Luego de la violencia, podemos ver los efectos que esta origina no solo en Paulina, sino en su padre y en su novio. En ambos, el honor perdido -pues Paulina les pertenecía- tiene que ser restaurado, por lo que el padre, a pesar de la negativa de ella, decide mandar a detener y juzgar a los violadores, y el novio pretende despejar toda duda de que el hijo que alberga Paulina ahora no es suyo.
A pesar de ser una película del 2015, se ha quedado en los 80, en una época en donde los delitos sexuales eran considerados crímenes contra el honor en varios países latinoamericanos (y también España). En los 90, las violaciones sexuales cambiaron su definición a “crimen contra la integridad”, gracias al feminismo que restituyó el sujeto y el bien afectado a las mujeres.
En el cine, algunas directoras se empeñaron en cambiar este imaginario masculino sobre la violencia sexual y una película que ayuda en ello es “Cómo tener sexo” (How to make sex, Molly Manning Walker, Reino Unido, 2023).
En ella, la distinción de clase tan evidente en “Paulina” no es una característica que se recoge, los adolescentes pertenecen al mismo ámbito social, van a las mismas fiestas, les divierten las mismas cosas y quieren tener sexo.
No hay una mirada racista en sus actos, sino una homogenización, ellos son vistos con ternura y comprensión por la cámara de la directora, y por eso, cuando somos testigos de la violencia, nos quedamos tan pasmadas como Tara (Mia McKenna-Bruce), la víctima. El violador, en este caso, es un chico de su edad, alguien que compartió con ella, un amigo ocasional, y todo sucede entre incómodos pedidos de sexo mediados por un sí que grita no.

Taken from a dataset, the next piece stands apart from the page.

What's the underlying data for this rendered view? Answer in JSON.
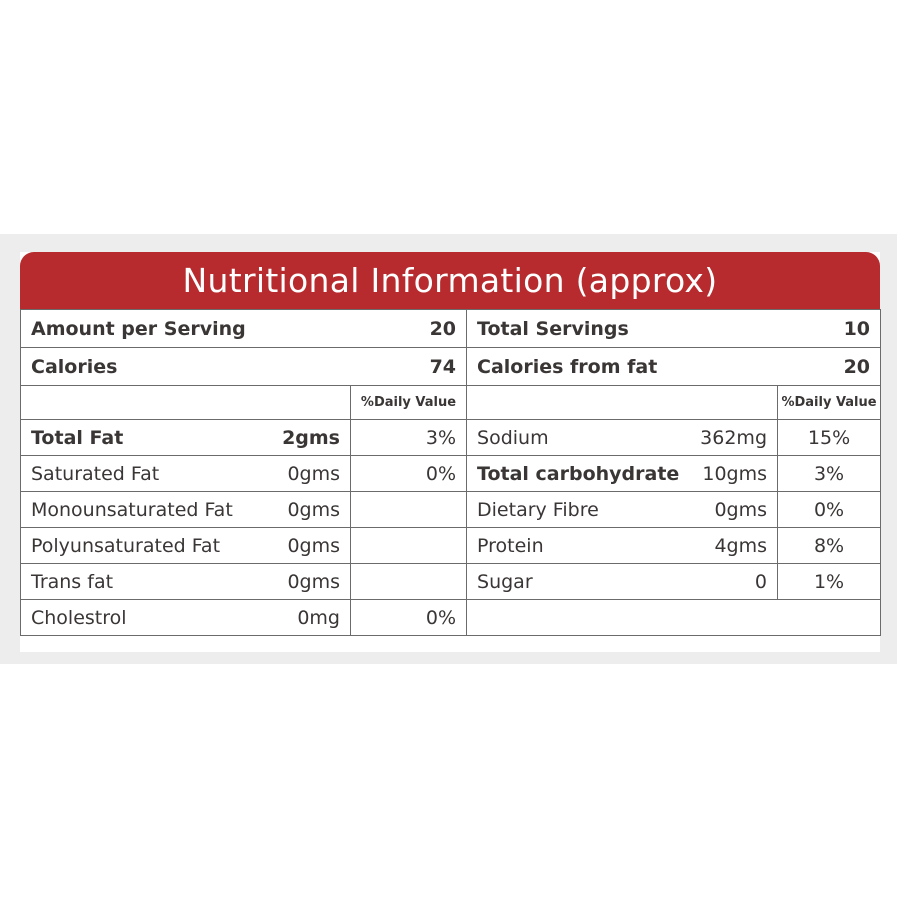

Aquí el violador no es un salvaje, no es un monstruo, no es un perturbado mental, es un chico que no sabe interpretar lo que la chica le está diciendo, y que tampoco quiere hacerlo, porque su privilegio masculino se lo impide, porque nadie le ha enseñado a hacerlo, por ello vemos que luego de la agresión en la playa, a la que pocos llamarían agresión, por ser una experiencia tan habitual en la vida de las mujeres, la situación vuelve a repetirse en la habitación, de forma sutil y escalofriante como la primera vez.
Tara es una víctima, pero es difícil colocarla en ese papel, porque ella “consintió”, porque no dijo no decididamente, porque no se enfrentó lo suficiente. Las decisiones de Tara no se disfrazan con el discurso de Paulina, dogmático, ni con sus actos martiriológicos en donde se inserta compasión y desprecio por igual hacia quienes la victimaron.
Manning Walker nos muestra los claroscuros del consentimiento sin juzgar, nos muestra cómo se parte el alma de una chica en segundos, sin violencia gráfica, aunque igual de escalofriante, nos deja ver sus temores, sus pasos perdidos, su dolor, sin recubrirlo de un discurso que lo explique, las imágenes no tienen que hacer eso, la directora nos da el poder a los espectadores de estructurarle un discurso, un lenguaje, para explicar lo que está pasando.
Así como en “El cuento” de Jennifer Fox (2018), “Una joven prometedora” de Emerald Fennell (2020), “I may destroy you” de Michaela Cole (2020), “Ellas hablan” de Sarah Polley (2022) o “El consentimiento” de Vanessa Filho (2023), las mujeres están hablando.